We did not specifically study ConvNeXtV2 in our work, but as you point out ConvNeXtv1 performed quite poorly at aligning with human evaluation. It can also be seen in the GradCAM visualizations that it focuses on portions of the image that contain ImageNet classes and not a more wholistic view.
We did use the timm implementation of ConvNeXt that also includes V2 models (https://github.com/layer6ai-labs/dgm-eval/blob/master/dgm_eval/models/convnext.py), so changing to V2 (e.g. https://github.com/huggingface/pytorch-image-models/blob/main/timm/models/convnext.py#L689) is straightforward. We release all generated datasets and the human error rate for each generative model, which is sufficient to perform an equivalent analysis of ConvNeXtv2.
While all data and code is available, your suggestion of a tutorial to measure performance is a good one! I will look into putting one together, and/or providing data related to ConvNeXtV2.
Here is a quick look at the relation of human error rate and FD_ConvNeXt-v2, in the same format as Figure 4 of our paper
While there are some differences when comparing ConvNeXt-v1 to ConvNext-v2, FD in both representation spaces does not strongly correlate with human evaluation.

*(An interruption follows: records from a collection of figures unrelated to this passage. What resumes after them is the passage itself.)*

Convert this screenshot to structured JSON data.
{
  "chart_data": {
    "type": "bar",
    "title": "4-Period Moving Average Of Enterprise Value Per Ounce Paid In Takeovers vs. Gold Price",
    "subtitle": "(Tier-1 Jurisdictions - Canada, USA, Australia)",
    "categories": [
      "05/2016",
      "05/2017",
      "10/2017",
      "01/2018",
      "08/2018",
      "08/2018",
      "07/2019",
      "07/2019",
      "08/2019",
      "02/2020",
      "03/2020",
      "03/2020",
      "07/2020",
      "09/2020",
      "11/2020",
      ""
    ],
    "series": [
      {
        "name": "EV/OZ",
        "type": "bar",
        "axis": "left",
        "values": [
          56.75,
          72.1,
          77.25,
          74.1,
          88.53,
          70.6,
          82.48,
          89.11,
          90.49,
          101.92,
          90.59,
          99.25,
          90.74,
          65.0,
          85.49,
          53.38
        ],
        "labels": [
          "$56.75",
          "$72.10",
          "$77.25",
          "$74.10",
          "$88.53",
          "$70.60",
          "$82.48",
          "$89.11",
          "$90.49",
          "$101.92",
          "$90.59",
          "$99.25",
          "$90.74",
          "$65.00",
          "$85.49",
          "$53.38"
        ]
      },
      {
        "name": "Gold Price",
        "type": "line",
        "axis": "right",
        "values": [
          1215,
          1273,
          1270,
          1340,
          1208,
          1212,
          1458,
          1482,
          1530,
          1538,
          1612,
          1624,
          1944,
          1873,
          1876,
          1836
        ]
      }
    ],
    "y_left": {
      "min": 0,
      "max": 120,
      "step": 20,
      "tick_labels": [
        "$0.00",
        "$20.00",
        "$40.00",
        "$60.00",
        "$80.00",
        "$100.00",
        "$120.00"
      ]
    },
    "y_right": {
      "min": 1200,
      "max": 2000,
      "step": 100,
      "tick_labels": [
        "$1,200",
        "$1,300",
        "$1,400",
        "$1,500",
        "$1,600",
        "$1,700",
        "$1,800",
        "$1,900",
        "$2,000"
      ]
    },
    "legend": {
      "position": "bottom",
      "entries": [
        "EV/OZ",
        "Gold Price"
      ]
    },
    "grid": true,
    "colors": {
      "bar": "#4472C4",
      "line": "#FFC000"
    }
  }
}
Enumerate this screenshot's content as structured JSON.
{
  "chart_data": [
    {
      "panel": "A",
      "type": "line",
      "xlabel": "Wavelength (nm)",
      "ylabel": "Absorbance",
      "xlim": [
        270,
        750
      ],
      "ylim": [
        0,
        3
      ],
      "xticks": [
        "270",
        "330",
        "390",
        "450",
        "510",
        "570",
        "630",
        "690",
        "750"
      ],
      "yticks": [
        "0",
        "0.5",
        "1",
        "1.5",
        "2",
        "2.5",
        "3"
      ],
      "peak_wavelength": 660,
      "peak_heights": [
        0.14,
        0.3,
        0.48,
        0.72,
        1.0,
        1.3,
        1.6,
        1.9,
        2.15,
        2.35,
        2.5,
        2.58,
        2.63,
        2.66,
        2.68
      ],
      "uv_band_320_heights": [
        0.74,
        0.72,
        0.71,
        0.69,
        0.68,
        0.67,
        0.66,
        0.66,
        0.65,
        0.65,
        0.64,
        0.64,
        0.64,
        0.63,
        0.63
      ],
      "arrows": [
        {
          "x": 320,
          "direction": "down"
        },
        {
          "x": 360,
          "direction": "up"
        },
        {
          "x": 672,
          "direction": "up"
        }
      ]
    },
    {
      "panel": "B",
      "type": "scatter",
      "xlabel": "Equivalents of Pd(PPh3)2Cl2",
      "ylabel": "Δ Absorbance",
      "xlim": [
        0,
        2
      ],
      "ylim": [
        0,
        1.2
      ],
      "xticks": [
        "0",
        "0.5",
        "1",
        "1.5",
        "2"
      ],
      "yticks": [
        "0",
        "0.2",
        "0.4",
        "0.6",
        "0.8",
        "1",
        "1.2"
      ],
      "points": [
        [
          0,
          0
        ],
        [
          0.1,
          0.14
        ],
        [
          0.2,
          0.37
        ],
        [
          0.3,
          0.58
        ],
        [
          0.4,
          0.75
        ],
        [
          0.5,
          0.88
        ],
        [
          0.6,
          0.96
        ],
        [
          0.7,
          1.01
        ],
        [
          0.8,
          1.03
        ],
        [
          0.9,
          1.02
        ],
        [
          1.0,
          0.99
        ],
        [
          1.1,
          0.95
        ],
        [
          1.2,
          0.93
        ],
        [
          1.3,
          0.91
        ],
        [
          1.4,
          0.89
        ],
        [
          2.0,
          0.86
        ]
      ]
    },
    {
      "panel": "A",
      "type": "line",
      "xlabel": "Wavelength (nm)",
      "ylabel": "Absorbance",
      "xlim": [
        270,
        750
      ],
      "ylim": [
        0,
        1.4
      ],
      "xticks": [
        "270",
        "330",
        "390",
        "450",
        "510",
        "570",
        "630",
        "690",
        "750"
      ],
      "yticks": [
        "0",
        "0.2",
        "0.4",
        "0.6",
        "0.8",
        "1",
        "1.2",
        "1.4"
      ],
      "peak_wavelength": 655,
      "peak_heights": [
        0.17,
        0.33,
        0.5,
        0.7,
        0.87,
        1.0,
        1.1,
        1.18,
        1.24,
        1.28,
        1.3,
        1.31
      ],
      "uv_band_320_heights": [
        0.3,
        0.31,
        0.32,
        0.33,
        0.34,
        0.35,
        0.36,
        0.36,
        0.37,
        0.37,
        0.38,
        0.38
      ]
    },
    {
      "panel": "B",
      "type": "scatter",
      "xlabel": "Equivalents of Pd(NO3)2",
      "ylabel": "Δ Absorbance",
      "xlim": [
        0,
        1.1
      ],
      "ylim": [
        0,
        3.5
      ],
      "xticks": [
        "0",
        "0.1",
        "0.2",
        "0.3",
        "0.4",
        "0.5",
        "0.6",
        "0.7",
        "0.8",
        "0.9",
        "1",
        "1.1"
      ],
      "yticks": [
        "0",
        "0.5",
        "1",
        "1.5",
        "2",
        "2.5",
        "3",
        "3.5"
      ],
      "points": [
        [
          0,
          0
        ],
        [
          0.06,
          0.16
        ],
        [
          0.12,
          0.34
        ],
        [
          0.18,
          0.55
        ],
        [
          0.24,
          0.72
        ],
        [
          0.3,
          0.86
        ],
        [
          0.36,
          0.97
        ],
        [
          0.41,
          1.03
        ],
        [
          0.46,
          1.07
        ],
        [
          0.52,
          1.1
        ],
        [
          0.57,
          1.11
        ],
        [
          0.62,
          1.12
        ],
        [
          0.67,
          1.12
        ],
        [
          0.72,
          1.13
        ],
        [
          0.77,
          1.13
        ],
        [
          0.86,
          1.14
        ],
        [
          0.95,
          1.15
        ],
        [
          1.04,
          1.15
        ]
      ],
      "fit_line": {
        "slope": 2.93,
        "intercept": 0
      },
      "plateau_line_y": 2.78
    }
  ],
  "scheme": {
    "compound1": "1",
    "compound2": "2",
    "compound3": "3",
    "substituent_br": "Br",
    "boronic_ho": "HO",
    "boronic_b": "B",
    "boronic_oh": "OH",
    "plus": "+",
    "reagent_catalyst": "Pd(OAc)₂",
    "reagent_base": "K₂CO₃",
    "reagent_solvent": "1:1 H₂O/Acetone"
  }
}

ConvNeXt V2 introduce FCMAE self sup pretrain and gain the performance for 0.5~1.5% top1 acc. And I'm suprised that the ConvNeXt perform so bad at this kind of task I'm wondering if ConvNeXtV2 has better result?
is it ok to provide some data related to ConvNeXtV2 (or some tutorial on how to measure the performance with same data/method you guys used in other models?)